De tels chiffres rendent absurde la rhétorique fasciste de Trump, qui ne cesse de dénoncer Biden comme un pion des socialistes, des communistes et de la «gauche radicale». En fait, Biden est un pion fiable de Wall Street et des sociétés américaines, depuis l’époque où il était sénateur du Delaware, un centre d’évasion fiscale. En raison des avantages financiers, ce minuscule État compte plus de sièges sociaux de sociétés – plus de 1 million – que d’êtres humains.

Ses services à l’élite patronale se sont poursuivis pendant son mandat de vice-président du gouvernement Obama, lorsqu’il a supervisé le sauvetage de Wall Street et la restructuration de la faillite de l’industrie automobile, dans laquelle on a réduit les salaires des nouveaux travailleurs de moitié.

C’est à ses partisans de l’aristocratie financière, lors d’une collecte de fonds exclusive l’année dernière à Manhattan, que Biden a fait sa fameuse promesse – la déclaration la plus sincère de toute sa campagne – selon laquelle si on l’élisait président, «le niveau de vie de personne ne changerait. Rien ne changerait fondamentalement».

Les contraintes financières de la campagne de Trump sont indéniables. Au cours de la dernière semaine de septembre et de la première semaine d’octobre, par exemple, elle a cessé de faire de la publicité dans quatre États «clés» – l’Iowa, l’Ohio, le Texas et le New Hampshire. Un décompte dans le secteur de la publicité a établi que Biden à dépassé Trump en termes de dépenses de campagne dans 72 des 83 marchés médiatiques où les deux campagnes étaient encore en concurrence.

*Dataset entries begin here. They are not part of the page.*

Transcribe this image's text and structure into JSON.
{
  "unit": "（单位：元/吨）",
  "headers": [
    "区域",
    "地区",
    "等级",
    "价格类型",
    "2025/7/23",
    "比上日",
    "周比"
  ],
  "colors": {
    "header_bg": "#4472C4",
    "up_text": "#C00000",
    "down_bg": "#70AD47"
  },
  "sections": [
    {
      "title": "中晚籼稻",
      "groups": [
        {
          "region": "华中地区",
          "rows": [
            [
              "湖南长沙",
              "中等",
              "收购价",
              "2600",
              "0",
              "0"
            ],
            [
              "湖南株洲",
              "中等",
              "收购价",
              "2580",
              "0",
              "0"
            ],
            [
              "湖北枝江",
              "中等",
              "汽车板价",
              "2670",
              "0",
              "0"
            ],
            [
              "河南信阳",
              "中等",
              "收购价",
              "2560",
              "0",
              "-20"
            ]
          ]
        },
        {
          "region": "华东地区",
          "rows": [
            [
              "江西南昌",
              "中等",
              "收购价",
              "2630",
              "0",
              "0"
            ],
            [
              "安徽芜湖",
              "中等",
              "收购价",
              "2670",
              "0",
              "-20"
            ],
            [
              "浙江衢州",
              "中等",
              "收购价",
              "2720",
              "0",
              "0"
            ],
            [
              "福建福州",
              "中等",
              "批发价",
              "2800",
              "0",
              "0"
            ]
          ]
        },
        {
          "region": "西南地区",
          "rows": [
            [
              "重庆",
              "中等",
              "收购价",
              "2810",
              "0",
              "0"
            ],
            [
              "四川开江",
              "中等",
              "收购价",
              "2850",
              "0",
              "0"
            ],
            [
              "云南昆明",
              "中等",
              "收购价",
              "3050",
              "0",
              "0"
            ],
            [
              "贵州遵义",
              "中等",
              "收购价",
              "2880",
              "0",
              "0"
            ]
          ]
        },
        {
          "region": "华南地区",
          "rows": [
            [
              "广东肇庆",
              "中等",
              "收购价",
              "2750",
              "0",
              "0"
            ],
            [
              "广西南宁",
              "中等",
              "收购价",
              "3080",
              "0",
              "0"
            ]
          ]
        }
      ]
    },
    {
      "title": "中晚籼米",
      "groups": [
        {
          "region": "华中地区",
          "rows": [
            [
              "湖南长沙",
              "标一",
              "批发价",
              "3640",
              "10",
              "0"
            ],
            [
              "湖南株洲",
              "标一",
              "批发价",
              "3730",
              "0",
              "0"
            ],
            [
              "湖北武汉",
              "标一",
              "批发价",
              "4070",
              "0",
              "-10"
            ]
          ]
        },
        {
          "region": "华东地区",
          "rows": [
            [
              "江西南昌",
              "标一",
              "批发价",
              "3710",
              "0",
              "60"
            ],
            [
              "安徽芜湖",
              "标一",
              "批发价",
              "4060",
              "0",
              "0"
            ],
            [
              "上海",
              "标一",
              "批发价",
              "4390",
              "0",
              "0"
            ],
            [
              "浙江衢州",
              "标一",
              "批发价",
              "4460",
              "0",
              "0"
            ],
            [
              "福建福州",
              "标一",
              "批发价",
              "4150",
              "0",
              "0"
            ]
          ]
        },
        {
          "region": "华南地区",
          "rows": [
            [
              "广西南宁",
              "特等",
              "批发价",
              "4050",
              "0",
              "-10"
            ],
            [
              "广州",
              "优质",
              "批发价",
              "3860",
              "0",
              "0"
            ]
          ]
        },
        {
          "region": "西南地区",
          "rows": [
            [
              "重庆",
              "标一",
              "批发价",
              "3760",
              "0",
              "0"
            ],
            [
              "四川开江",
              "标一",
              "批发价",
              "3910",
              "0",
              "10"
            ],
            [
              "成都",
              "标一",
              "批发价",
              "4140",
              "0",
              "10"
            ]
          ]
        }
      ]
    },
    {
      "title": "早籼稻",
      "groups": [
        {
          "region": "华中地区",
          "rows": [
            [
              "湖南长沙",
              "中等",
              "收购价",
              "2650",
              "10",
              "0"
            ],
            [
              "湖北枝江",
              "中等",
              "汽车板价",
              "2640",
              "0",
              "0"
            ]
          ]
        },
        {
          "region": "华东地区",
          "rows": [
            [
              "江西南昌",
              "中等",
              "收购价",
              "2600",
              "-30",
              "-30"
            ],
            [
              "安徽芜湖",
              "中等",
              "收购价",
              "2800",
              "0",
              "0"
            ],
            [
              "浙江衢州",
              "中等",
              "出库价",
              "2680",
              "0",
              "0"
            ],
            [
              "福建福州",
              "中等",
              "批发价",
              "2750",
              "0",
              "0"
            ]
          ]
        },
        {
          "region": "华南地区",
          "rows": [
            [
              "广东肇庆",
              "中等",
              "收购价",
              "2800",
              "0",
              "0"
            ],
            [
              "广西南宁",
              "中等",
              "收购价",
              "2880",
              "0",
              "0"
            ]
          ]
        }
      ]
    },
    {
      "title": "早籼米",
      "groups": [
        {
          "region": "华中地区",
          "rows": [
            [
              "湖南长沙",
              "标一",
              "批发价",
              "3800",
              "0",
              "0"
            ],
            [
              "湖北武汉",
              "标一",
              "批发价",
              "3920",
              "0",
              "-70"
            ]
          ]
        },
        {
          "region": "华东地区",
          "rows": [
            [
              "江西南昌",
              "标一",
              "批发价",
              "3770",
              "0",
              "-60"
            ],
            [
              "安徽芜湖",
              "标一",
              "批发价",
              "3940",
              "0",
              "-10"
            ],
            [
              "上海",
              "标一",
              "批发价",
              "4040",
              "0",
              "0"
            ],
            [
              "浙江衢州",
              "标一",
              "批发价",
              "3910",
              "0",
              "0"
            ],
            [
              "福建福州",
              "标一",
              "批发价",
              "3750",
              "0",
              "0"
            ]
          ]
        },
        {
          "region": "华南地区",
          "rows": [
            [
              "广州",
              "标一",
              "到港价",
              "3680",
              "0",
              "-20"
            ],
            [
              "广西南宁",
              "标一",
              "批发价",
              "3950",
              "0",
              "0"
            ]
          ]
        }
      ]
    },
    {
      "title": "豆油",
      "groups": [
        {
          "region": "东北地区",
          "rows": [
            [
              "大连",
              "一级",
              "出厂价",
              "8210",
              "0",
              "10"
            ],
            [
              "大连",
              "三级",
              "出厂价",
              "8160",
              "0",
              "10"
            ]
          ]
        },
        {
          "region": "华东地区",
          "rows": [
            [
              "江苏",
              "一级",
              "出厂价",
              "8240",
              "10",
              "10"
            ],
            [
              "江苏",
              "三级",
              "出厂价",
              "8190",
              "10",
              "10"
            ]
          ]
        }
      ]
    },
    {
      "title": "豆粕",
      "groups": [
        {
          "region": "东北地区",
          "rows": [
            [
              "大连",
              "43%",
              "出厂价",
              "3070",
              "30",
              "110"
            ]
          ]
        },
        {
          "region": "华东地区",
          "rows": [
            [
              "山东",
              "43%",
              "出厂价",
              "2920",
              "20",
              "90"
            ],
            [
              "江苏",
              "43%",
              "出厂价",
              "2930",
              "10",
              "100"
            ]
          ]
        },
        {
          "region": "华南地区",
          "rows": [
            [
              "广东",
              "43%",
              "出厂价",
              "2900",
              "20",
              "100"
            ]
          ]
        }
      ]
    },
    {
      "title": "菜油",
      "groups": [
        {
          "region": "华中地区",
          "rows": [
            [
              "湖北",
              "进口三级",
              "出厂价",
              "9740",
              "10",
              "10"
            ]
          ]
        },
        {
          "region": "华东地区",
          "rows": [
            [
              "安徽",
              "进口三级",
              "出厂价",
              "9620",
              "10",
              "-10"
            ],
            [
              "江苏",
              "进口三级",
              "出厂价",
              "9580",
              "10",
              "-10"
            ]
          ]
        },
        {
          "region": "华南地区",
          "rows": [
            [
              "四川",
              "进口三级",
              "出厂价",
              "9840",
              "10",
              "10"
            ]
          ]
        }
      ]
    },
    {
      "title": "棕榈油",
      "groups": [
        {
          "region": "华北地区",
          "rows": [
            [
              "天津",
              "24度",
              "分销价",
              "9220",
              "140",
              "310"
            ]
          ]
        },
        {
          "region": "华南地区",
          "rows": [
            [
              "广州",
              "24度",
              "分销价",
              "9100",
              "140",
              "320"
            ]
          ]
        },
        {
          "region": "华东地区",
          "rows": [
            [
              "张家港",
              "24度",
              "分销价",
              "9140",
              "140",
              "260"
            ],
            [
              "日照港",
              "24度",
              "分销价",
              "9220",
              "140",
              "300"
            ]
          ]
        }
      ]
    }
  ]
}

La disparité entre les campagnes de Biden et de Trump est exacerbée par le timing de leurs dépenses. Trump a dépensé sans compter dans les premiers mois de 2020, avant même que le candidat démocrate ne soit désigné, et a globalement moins bien réussi. Le résultat est que Trump souffre d’un manque de liquidités dans les dernières semaines de sa campagne.

Biden a commencé le mois d’août avec un avantage de trois contre un en termes de ressources financières et il a dépensé trois fois plus que Trump dans trois États critiques – le Michigan, la Pennsylvanie et le Wisconsin –, soit 53 contre 17 millions de dollars. Selon les chiffres publiés dans les publications spécialisées en publicité, Biden a un avantage de 5 contre 1 sur le marché de Milwaukee, au Wisconsin, et un avantage de plus de 2 contre 1 à Detroit et Philadelphie.

À Omaha, au Nebraska, où un seul vote électoral est en jeu dans le deuxième district du Congrès, Biden a dépensé deux millions de dollars en publicité, soit six fois le total de Trump.